Because of our widespread unemployment uncertainty and remote work, some hackers may disguise themselves as an employee’s HR representative. They may claim that staff must read and agree to a new COVID-19 health policy or have information about layoffs. If this information is sent to you by an unfamiliar source and the domain looks different, get in contact with your employer to ensure you are opening and responding to a legitimate message.
Be Sure Before You Click and Download
If you’re receiving files or links from an unverified source, it’s recommended that you think before you click or download. The best rule of thumb is, if you aren’t sure, follow your gut feeling and avoid it. Links and downloads can lead to different types of viruses and malware that can expose personal information and give access to sensitive accounts to cybercriminals.
Phishing attacks will try to take advantage of your need for information and possibly your drive to help others. This may be in the form of a link or file claiming to contain a list of new coronavirus cases or other relevant information such as disinfection methods.
A good rule of thumb is to ask yourself whether you have an account with this company, or whether you know the person who is sending you the email. If you don’t know who they are or you don’t have an account with them, don’t open the file or click any links in the email. If you do know who sent you the email, or have an account, contact them directly using a phone number you know to be real. Confirm they sent you this message before downloading or clicking.
Use Trusted Sources like WHO and the CDC
When looking for the most up-to-date information about the coronavirus pandemic, be sure to use trusted and well-known sources like WHO and the CDC. If you choose to visit unfamiliar and untrustworthy websites, you increase the risk of picking up malware.
It is possible to pick up an Exploit Kit (a method of delivering malware to attack bank account information and more) from a website, even if you have antivirus and anti-malware protection.

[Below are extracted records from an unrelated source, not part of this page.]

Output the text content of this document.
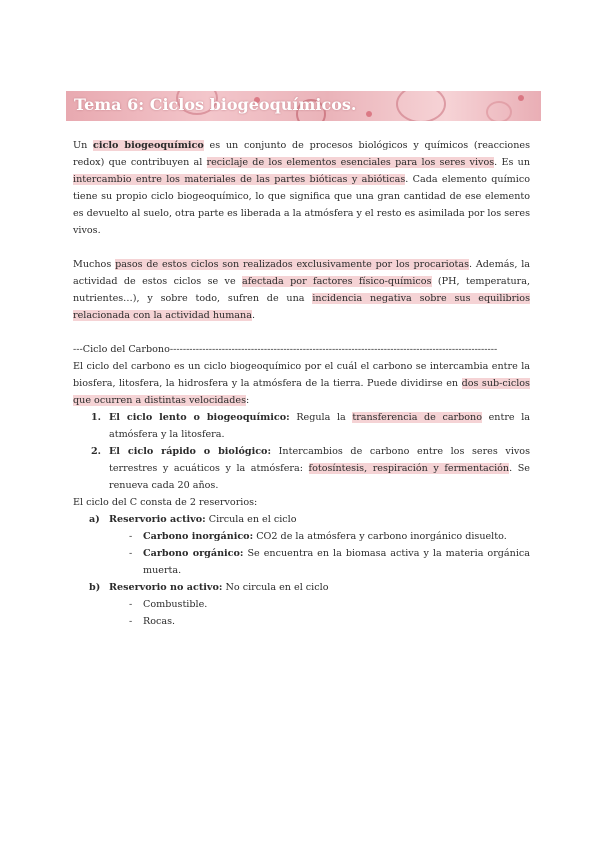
Tema 6: Ciclos biogeoquímicos.

Un ciclo biogeoquímico es un conjunto de procesos biológicos y químicos (reacciones redox) que contribuyen al reciclaje de los elementos esenciales para los seres vivos. Es un intercambio entre los materiales de las partes bióticas y abióticas. Cada elemento químico tiene su propio ciclo biogeoquímico, lo que significa que una gran cantidad de ese elemento es devuelto al suelo, otra parte es liberada a la atmósfera y el resto es asimilada por los seres vivos.

Muchos pasos de estos ciclos son realizados exclusivamente por los procariotas. Además, la actividad de estos ciclos se ve afectada por factores físico-químicos (PH, temperatura, nutrientes…), y sobre todo, sufren de una incidencia negativa sobre sus equilibrios relacionada con la actividad humana.

---Ciclo del Carbono-----------------------------------------------------------------------------------------------------

El ciclo del carbono es un ciclo biogeoquímico por el cuál el carbono se intercambia entre la biosfera, litosfera, la hidrosfera y la atmósfera de la tierra. Puede dividirse en dos sub-ciclos que ocurren a distintas velocidades:

1. El ciclo lento o biogeoquímico: Regula la transferencia de carbono entre la atmósfera y la litosfera.
2. El ciclo rápido o biológico: Intercambios de carbono entre los seres vivos terrestres y acuáticos y la atmósfera: fotosíntesis, respiración y fermentación. Se renueva cada 20 años.

El ciclo del C consta de 2 reservorios:

a) Reservorio activo: Circula en el ciclo
- Carbono inorgánico: CO2 de la atmósfera y carbono inorgánico disuelto.
- Carbono orgánico: Se encuentra en la biomasa activa y la materia orgánica muerta.
b) Reservorio no activo: No circula en el ciclo
- Combustible.
- Rocas.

Update Your Phone’s Software Regularly
Mobile software updates typically include important security components as well. By updating your phone’s software regularly, you are actively increasing your personal security and protecting yourself from phishing attempts. Be sure to take advantage of automatic software updates so you don’t miss out on any important changes and security features.
Staying Safe & Aware
If you think you’ve already been impacted by a phishing attempt, visit IdentifyTheft.gov for information about what to do. If you’ve recently received phishing attempts, you can visit the FTC’s website to issue a complaint and file a report.
It’s more important than ever to stay safe, both physically and virtually. Use these guidelines to help you protect yourself from phishing attacks. By having healthy online habits, you can feel a little more at ease during these difficult and trying times.